Colombia parece condenada a repetir la misma tragedia electoral cada cuatro años: candidatos del centro y la derecha que, pese a contar con el respaldo natural de una ciudadanía cansada de los experimentos progresistas, terminan destruyéndose entre ellos con una ferocidad mayor que la que exhiben contra la izquierda que aseguran querer derrotar. Mientras se atacan por micrófonos, encuestas y egos inflados, la izquierda observa desde el palco, toma nota de cada fractura y afina la estrategia que ya le funcionó en 2022: conquistar el poder con apenas un tercio del país, aprovechando la necedad de sus opositores.
La fragmentación del espectro no progresista no es solo un error táctico, es una estupidez histórica que se repite sin excepción incluso cuando los riesgos para la democracia, la economía y la institucionalidad son más graves que nunca. Colombia se aproxima a una elección determinante, pero quienes deberían liderar la alternancia siguen comportándose como si se tratara de un concurso de vanidades y no de una responsabilidad con la nación.
Mientras la derecha se despedaza, la izquierda, pese a sus desaciertos, ha logrado sostener un voto duro disciplinado y emocional. El gobierno puede estar hundiendo la economía, fracturando la seguridad y debilitando al Estado, pero sus líderes jamás compiten entre sí con la saña fratricida que caracteriza a los precandidatos del otro lado. Los progresistas entienden que para ganar no basta con tener la razón: hay que sumar. Y mientras ellos suman, el centro y la derecha se dedican a restar.
Hoy se observa una fila interminable de precandidatos obsesionados no con presentar propuestas, sino con demostrar quién es el “verdadero opositor”, el más puro, el menos contaminado, el más antisocialista, el más capaz de “derrotar a Petro”, aun cuando nadie se los haya pedido. Todos se creen imprescindibles. Todos hablan de unidad, pero ninguno es capaz de dar un paso al lado para construirla. El resultado: un país en crisis gobernado por un proyecto político que avanza no por mérito propio, sino por la torpeza de sus adversarios.
Mientras cada precandidato reclama protagonismo, los ciudadanos pagan el precio del desgobierno: inflación persistente, inseguridad creciente, terrorismo revitalizado, abandono de las regiones, parálisis institucional y una polarización permanente alimentada desde el poder. Insistir en múltiples candidaturas en este contexto no es solo irresponsable, es prácticamente una complicidad silenciosa con la continuidad del modelo actual. El ego político, cuando se desborda, deja de ser una característica humana para convertirse en una amenaza nacional. Y aquí casi nadie se salva: desde los nuevos mesías de la “centroderecha moderna” hasta los adalides de la oposición “dura y pura”, pasando por tecnócratas convencidos de que con gráficos es posible derrotar una maquinaria emocional. Todos prometen unidad, pero ninguno la construye. Todos prometen salvar al país, pero ninguno renuncia a su ambición personal para hacerlo.

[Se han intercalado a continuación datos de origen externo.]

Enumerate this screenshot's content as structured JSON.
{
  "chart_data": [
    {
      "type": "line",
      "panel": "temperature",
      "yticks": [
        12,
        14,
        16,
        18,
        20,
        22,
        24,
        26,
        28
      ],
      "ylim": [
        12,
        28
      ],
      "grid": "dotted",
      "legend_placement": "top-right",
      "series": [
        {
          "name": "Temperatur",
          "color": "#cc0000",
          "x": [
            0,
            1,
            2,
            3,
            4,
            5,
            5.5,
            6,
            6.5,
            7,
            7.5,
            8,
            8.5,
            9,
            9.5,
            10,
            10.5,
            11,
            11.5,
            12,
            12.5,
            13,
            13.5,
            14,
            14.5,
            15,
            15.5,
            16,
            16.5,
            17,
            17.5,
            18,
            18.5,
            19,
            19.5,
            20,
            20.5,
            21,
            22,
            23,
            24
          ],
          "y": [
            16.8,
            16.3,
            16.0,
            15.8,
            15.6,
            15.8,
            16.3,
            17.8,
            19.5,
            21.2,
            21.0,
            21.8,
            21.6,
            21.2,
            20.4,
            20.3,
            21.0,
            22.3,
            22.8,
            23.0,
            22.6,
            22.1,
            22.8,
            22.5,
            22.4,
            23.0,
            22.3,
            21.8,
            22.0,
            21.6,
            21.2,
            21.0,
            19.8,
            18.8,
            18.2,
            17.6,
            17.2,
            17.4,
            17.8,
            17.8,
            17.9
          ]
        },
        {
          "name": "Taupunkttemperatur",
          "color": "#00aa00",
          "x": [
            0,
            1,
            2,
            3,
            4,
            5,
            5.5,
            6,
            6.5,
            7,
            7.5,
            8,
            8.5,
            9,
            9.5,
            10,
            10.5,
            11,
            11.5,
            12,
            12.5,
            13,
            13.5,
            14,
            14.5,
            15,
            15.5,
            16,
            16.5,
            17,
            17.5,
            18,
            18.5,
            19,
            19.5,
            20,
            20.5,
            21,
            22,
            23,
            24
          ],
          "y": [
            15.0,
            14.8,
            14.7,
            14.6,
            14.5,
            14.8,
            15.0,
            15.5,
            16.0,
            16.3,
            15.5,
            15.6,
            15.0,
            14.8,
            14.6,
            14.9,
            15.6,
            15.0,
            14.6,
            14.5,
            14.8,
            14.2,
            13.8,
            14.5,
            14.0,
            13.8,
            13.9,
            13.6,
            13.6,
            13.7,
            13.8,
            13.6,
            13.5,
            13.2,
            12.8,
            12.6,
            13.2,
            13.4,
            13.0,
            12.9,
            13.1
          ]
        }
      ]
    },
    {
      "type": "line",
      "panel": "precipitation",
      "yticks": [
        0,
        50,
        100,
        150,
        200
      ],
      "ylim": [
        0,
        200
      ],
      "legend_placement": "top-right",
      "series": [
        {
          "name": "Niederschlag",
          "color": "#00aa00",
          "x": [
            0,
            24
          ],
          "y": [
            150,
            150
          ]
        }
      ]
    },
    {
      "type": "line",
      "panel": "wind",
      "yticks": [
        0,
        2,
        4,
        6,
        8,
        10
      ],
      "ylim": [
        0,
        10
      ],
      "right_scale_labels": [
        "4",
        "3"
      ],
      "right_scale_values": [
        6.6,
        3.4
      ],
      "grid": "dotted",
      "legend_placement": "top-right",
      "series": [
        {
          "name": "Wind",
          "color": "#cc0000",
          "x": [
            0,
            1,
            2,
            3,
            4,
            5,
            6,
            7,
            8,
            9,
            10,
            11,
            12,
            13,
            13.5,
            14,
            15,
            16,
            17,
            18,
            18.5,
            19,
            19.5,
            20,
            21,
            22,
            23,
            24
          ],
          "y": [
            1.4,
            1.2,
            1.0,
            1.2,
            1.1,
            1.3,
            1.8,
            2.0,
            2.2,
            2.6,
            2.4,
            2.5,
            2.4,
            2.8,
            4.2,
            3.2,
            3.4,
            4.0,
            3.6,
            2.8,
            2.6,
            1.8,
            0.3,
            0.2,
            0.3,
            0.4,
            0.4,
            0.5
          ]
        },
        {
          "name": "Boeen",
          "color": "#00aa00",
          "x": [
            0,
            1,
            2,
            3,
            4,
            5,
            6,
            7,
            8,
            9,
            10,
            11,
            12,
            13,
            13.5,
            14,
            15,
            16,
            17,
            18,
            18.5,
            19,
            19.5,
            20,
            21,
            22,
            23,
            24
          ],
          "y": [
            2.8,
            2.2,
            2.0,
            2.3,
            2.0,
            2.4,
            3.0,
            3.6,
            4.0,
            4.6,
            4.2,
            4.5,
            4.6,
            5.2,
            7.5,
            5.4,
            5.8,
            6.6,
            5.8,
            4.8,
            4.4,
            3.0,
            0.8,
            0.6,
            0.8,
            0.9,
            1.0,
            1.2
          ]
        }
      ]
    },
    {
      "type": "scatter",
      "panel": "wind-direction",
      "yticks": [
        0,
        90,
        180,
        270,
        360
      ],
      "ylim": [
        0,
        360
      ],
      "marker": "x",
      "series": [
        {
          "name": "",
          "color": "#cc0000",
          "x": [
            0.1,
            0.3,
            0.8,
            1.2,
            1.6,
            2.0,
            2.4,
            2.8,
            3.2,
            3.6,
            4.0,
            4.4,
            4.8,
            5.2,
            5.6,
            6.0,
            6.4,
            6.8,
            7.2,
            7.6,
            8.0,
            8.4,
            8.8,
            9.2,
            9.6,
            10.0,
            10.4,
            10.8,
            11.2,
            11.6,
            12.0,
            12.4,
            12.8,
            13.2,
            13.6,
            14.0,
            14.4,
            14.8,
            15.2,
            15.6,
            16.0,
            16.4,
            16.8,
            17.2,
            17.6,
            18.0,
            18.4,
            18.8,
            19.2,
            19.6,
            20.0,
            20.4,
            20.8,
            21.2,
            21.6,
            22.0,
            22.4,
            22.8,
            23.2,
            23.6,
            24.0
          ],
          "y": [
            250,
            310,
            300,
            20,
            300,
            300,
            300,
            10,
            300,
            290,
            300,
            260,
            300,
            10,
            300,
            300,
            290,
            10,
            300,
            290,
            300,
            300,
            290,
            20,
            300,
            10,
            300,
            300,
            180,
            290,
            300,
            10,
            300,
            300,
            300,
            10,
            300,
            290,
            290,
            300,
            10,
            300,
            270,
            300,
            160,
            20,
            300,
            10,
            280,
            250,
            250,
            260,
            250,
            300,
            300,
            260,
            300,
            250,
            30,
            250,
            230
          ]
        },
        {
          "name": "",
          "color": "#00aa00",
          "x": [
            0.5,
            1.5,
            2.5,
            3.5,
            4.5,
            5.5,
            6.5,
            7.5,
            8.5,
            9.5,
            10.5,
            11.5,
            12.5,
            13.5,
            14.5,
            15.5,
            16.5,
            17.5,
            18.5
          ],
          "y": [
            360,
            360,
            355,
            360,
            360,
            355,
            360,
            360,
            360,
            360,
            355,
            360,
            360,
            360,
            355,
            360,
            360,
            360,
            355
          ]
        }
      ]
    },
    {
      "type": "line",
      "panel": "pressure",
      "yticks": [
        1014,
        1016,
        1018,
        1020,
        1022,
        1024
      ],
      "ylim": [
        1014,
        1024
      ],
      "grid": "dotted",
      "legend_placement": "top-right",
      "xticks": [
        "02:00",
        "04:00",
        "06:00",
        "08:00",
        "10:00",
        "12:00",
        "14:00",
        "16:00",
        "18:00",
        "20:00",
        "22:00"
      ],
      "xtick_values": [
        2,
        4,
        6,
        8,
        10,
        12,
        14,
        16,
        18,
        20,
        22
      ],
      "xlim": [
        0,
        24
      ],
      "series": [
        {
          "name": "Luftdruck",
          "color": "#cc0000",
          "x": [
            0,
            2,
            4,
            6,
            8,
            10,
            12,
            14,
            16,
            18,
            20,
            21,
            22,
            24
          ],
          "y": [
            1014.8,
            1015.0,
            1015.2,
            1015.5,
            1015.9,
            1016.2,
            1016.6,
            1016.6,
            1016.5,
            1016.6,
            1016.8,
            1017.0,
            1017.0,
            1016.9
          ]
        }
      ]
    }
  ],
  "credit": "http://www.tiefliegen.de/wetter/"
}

En contraste, la izquierda tiene su estrategia definida: dividir para reinar, victimizarse para agrupar, polarizar para distraer y convertir toda crítica en “golpe blando” o en “odio de clase”. Y mientras esa estrategia avanza, el centro y la derecha siguen atrapados en una eterna adolescencia política.
Colombia no necesita cien candidatos opositores: necesita uno, fuerte, viable, competitivo y capaz de conquistar al votante moderado que define las elecciones. Necesita un liderazgo que una, no que divida. Pero eso solo será posible cuando los precandidatos entiendan que el verdadero adversario no es quien compite dentro del mismo espectro ideológico, sino el modelo de país que está destruyendo oportunidades, erosionando la institucionalidad y debilitando la democracia.
Si la izquierda retiene el poder en 2026, no será por mérito propio. Será por la incapacidad del centro y la derecha para actuar con grandeza. Será porque ninguno quiso ceder. Porque todos se creyeron indispensables. Porque todos estuvieron más preocupados por aparecer en la foto que por asumir el deber histórico de evitar cuatro años más de improvisación y radicalismo. Si la continuidad se impone, no podrán culpar a Petro, ni a las encuestas, ni a los medios. Los únicos responsables serán ellos: los precandidatos que, teniendo la oportunidad de cambiar el rumbo del país, prefirieron alimentar su orgullo.
Queda poco tiempo para corregir. La unidad no se decreta: se construye con renuncias, humildad y visión de país. Si el centro y la derecha no lo entienden ahora, Colombia repetirá la misma pesadilla electoral y las consecuencias caerán, nuevamente, sobre el ciudadano común. La historia no perdona a los soberbios, y esta vez tampoco lo hará con quienes, pudiendo evitar el declive, escogieron profundizarlo. Si la izquierda continúa en el poder, los únicos culpables serán ellos. Sin excepción.